Published online by Cambridge University Press: 27 March 2009
Yields of shoot dry material of maize at harvest in September or October are reported for 19 experiments involving differing plant densities within the range 3–36 pl/m2. The experiments were conducted at the Oxford University Field Station on a freely drained clay loam soil, adequately supplied with nutrients, in the years 1953–55, 1957–60, 1962–70.
In one experiment, in the very dry season of 1964, yield/unit area recorded at a density of 14 pl/m2 was significantly higher than that obtained with a density of 31 pl/m3, but in all other experiments a satisfactory fit to the data was obtained with the asymptotic relationship between yield/unit area and density given by the equation w-1 = α+βρ, where w = weight per plant and ρ = density/unit area. The values of the parameters in this model give an indication of asymptotic yield (β-l) and of potential yield per plant when free from competitive stress (α-1). The estimated values of the parameters are given for the individual experiments, and comparisons are then made between the estimates obtained for contrasting varieties in seven experiments and for relatively early flowering European hybrids (Foliant & Inra 200) in ten different seasons.

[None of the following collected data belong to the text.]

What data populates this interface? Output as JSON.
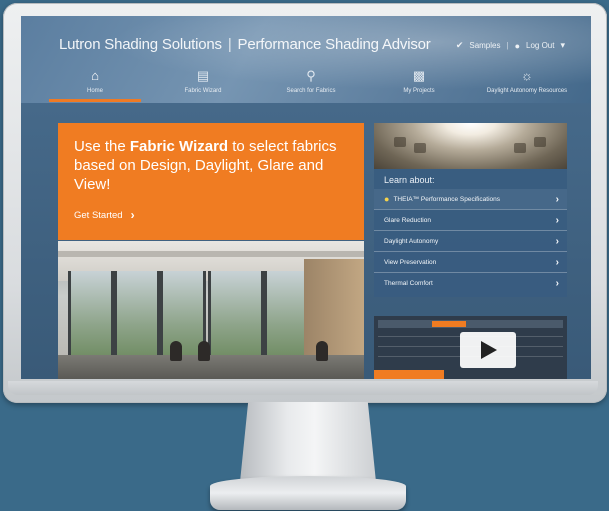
{
  "header": {
    "brand": "Lutron Shading Solutions",
    "separator": "|",
    "app_name": "Performance Shading Advisor",
    "samples_label": "Samples",
    "divider": "|",
    "logout_label": "Log Out"
  },
  "nav": {
    "items": [
      {
        "label": "Home",
        "icon": "home-icon"
      },
      {
        "label": "Fabric Wizard",
        "icon": "fabric-icon"
      },
      {
        "label": "Search for Fabrics",
        "icon": "search-icon"
      },
      {
        "label": "My Projects",
        "icon": "folder-icon"
      },
      {
        "label": "Daylight Autonomy Resources",
        "icon": "resources-icon"
      }
    ],
    "active_index": 0
  },
  "hero": {
    "text_before": "Use the ",
    "text_bold": "Fabric Wizard",
    "text_after": " to select fabrics based on Design, Daylight, Glare and View!",
    "cta": "Get Started"
  },
  "learn": {
    "title": "Learn about:",
    "items": [
      "THEIA™ Performance Specifications",
      "Glare Reduction",
      "Daylight Autonomy",
      "View Preservation",
      "Thermal Comfort"
    ]
  },
  "colors": {
    "accent": "#f07c22",
    "panel": "#385c80",
    "background": "#3a6a89"
  }
}
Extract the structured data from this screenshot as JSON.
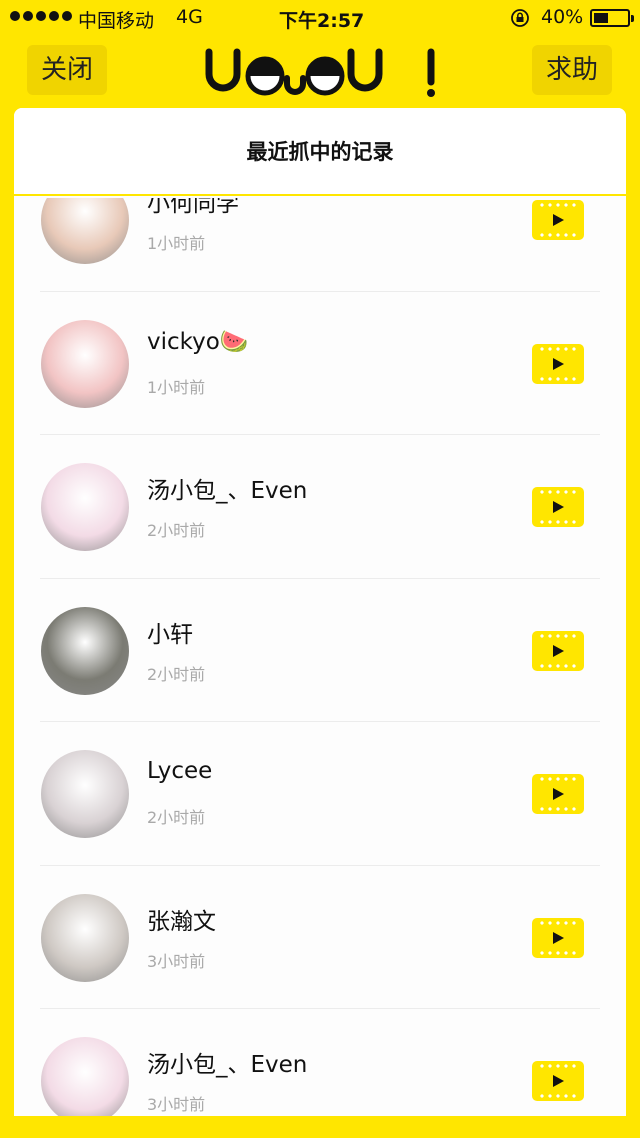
{
  "status_bar": {
    "carrier": "中国移动",
    "network": "4G",
    "time": "下午2:57",
    "battery": "40%",
    "battery_level": 0.4
  },
  "header": {
    "close_label": "关闭",
    "help_label": "求助",
    "logo_text": "UOUOU!"
  },
  "panel": {
    "title": "最近抓中的记录"
  },
  "records": [
    {
      "name": "小何同学",
      "time": "1小时前",
      "avatar_color": "#e8c9b8"
    },
    {
      "name": "vickyo🍉",
      "time": "1小时前",
      "avatar_color": "#f2c4c4"
    },
    {
      "name": "汤小包_、Even",
      "time": "2小时前",
      "avatar_color": "#f3dbe6"
    },
    {
      "name": "小轩",
      "time": "2小时前",
      "avatar_color": "#7b7b73"
    },
    {
      "name": "Lycee",
      "time": "2小时前",
      "avatar_color": "#d9d2d4"
    },
    {
      "name": "张瀚文",
      "time": "3小时前",
      "avatar_color": "#cfc9c4"
    },
    {
      "name": "汤小包_、Even",
      "time": "3小时前",
      "avatar_color": "#f3dbe6"
    }
  ]
}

In direct comparisons between varieties, similar estimates of β were obtained for a very late variety (White Horsetooth) and much earlier flowering varieties of American (Wis. 275A) or European (Foliant) origin, but estimated values of α for White Horsetooth were lower than for Foliant and much lower than for Wis. 275A. Mean parameter values have been used to predict yield response to density in the differing varieties and the practical implications discussed.
Estimated values of β in the model fitted to data for early European hybrids in differing seasons indicate that asymptotic yield of shoot dry material will be sharply lower in dry seasons, averaging 142 hkg/ha, than in seasons of more adequate rainfall, with an average of 187 hkg/ha. Values of a, however, were lower in the drier seasons, and it is suggested that this reflects the fact that drier seasons in Britain are normally warmer.
Differences in spatial arrangement of plants were obtained by variations in row width, between 30 and 100 cm, or by changes in rectangularity – the ratio of the distances between rows and between plants in the row – from 1 to 9. Within these limits the pattern of yield response to density was not significantly affected, and at densities of 10–15 pl/m2 the average increment in yield associated with more even spacing was less than 5%.
From the viewpoint of productivity, the predicted yield/density response curves show that a density of at least 10 pl/m2 is required for maize grown for fodder or silage in this country and, under irrigation or in areas where rainfall is less likely to be limiting, a density of 15 pl/m2 is preferable. Information on the effect of plant density on quality components in maize forage is surprisingly limited, but it is suggested that the fear of serious lodging at very high plant populations, rather than any possible decline in quality, is the main deterrent to further exploitation of environmental resources by increasing density.